When she pressed him further he admitted he had.

Rakete added: "he should've shut his ****** mouth."

As Landreth lay convulsing and gasping for air, the defendant took one of the drinks the victim had bought and poured it on his face.

Rakete left at speed.

Ms Landreth described the harrowing scene when she arrived at Dunedin Hospital.

"I saw my brother lying there with tubes coming out of every orifice," she said.

"Scars and stitches and blood."

Landreth had suffered an infection recently which resulted in him again being rushed to intensive care.

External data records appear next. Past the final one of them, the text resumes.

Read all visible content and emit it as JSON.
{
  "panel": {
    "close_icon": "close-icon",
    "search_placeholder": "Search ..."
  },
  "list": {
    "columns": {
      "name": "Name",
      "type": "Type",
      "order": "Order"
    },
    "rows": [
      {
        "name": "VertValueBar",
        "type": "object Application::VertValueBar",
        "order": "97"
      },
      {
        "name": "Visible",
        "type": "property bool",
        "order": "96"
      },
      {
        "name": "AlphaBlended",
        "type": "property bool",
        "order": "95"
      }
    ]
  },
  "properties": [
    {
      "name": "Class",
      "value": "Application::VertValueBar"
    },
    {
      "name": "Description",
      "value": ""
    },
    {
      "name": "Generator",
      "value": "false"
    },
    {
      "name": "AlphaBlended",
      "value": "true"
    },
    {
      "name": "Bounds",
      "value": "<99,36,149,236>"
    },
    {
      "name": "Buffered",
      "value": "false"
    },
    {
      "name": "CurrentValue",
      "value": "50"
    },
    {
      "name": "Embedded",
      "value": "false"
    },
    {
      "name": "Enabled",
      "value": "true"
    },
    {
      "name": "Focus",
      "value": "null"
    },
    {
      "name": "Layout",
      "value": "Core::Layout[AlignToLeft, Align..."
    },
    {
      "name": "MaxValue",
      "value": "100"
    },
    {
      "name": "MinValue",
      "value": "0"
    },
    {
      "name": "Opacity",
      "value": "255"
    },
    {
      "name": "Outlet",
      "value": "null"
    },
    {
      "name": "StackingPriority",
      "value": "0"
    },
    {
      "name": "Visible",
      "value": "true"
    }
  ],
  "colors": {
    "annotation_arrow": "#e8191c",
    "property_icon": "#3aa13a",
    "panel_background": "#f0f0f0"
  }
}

"For 48 hours we didn't know if he would live or die," his sister said.

"And it's still the same - no-one knows what his fate will be ... It could be like this forever."

Just months before the petrol station incident, Rakete had been walking on Rattray St with friends and spat in the face of a driver who refused him a ride home.

He admitted that assault too.

Judge Macdonald said the defendant had a history of violence and previous stints behind bars had done nothing to change his tendencies.

"This is a graphic illustration of the very tragic consequences that can happen when punching someone in the head," he said.

"You could easily have been facing a charge of manslaughter."

Rakete gestured at supporters as he was led to the cells.